Aim: PCOS often showed abnormal follicular development. Previous studies have found that the increased apoptosis of granulosa cells (GCs) is one of the key factors leading to follicular dysplasia. It has been found that the decrease or deletion of PATL2 function can significantly inhibit the development and maturation of human oocytes. We found that PATL2 was also expressed in human ovarian GCs, suggesting that PATL2 may be involved in the regulation of related biological events in GCs. This study aims to explore the function of PATL2 on regulation of GCs apoptosis, and the potential role of PATL2 in the development of PCOS-related abnormal follicles.

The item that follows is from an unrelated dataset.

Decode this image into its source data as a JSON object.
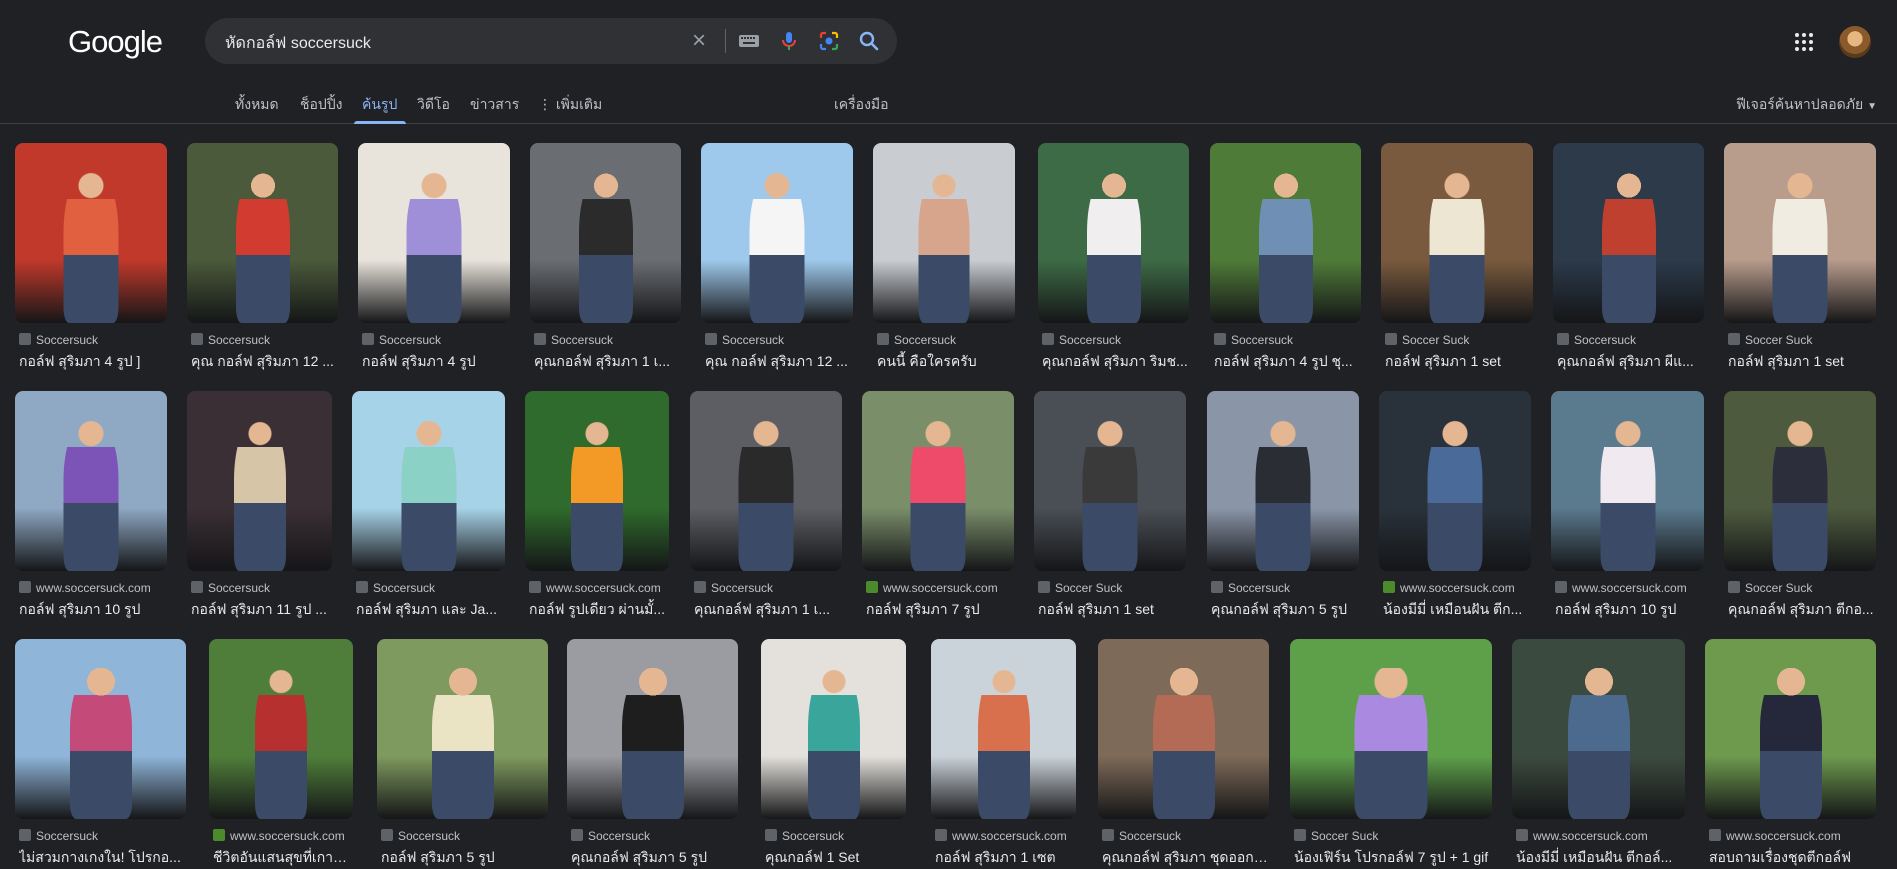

Materials and methods: The follicular GCs of PCOS patients and normal ovulating female patients were collected. Moreover, human granular cell line (KGN) was used for in vitro experiments.
Results: (1) The maturation rate and fertilization rate of oocytes in the PCOS group were significantly lower than those in the normal control group (p<0.05). (2) Flow cytometry and TUNEL staining showed that the apoptosis level of GCs in the PCOS group was significantly increased. (3) Immunofluorescence and Western Blot showed that the PATL2 expression level of GCs in the PCOS group was significantly reduced. (4) Knocking down the expression of PATL2 by siRNA significantly prevented the apoptosis of GCs.
Conclusions: Reduced PATL2 could resulted in the increased apoptosis level of ovarian GCs, which might be closely related to the occurrence and development of abnormal follicles in PCOS.
Keywords: GCs; PATL2; PCOS; apoptosis.